FOR IMMEDIATE RELEASE - Friday, June 3, 2011
Media Contact: Lisa Stites, 434-984-7529
CHARLOTTESVILLE, VA.—Beginning June 4th and 5th, Monticello’s visitors can discover the sights and sounds of Mulberry Row, Monticello’s main plantation road, during Mulberry Row: Monticello’s Main Street weekends. Mulberry Row was the hub of the plantation’s domestic and light manufacturing activities performed largely by Thomas Jefferson’s enslaved African American workers.
“In Thomas Jefferson’s time, Mulberry Row was not as it appears today,” says Linnea Grim, Monticello’s Hunter J. Smith Director of Education and Visitor Programs. “Then, it was a bustling hub of work and cultural activities. On four weekends this summer, through costumed historical interpretation and activities for all ages, we’ll invite visitors to experience the Mulberry Row of the past.”
This four-part series offers a visual and interactive interpretation of Mulberry Row. Held on four weekends from June through October, from 10 a.m. until 4 p.m., each program offers a different glimpse into life on the plantation. Topics include gardening, crafts, culture and animal husbandry.

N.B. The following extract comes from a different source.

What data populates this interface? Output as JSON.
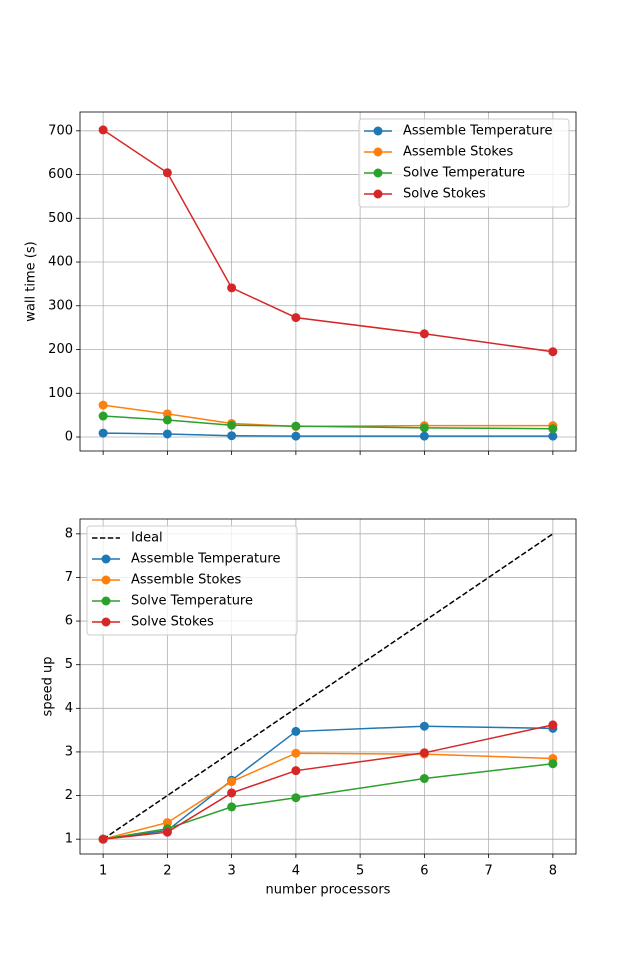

The garden comes alive June 4th and 5th, during African American Gardens and Foodways at Monticello. Costumed interpreters will demonstrate 19th-century cooking techniques and gardening methods. Visitors will learn how to use period gardening tools, pull weeds from Jefferson’s garden and help harvest seasonal vegetables by hand. Monticello gardeners will share their expertise on seed varieties and how food came from garden to table during Jefferson’s time. Kids can clean and sort seeds at our Mountaintop Activity Center and plant a flower to take home with them.
Visitors will travel back in time to the 19th century with the sights and sounds of Mulberry Row during Crafts and Trades on Mulberry Row, July 23-24. Visitors can experience the trades and crafts of Jefferson’s time like nail-making, weaving, basket-making demonstrations. Kids can enjoy hands-on fun at our Mountaintop Activity where they can write with a quill pen, “card” wool, and play 19th century games.
The story continues to unfold on Mulberry Row, September 10–11 with African American Storytelling and Music at Monticello. Listen to costumed interpreters recount stories of the plantation amid musical entertainment. Kids can enjoy games, storybooks, crafts and other hands-on activities in our Mountaintop Activities Center.
The final event for the year: Monticello Main Street Weekend is Animal Husbandry and Provisioning the Tables at Monticello, October 22–23. Visitors will learn about livestock at Monticello and how foods were brought to the table. From hogs to pullets to Albemarle Pippin apples and smoked hams, the foods consumed at Monticello were raised, grown, harvested, prepared and served by enslaved African Americans. In the Mountaintop Activity Center, kids will enjoy animal- and food-related activities.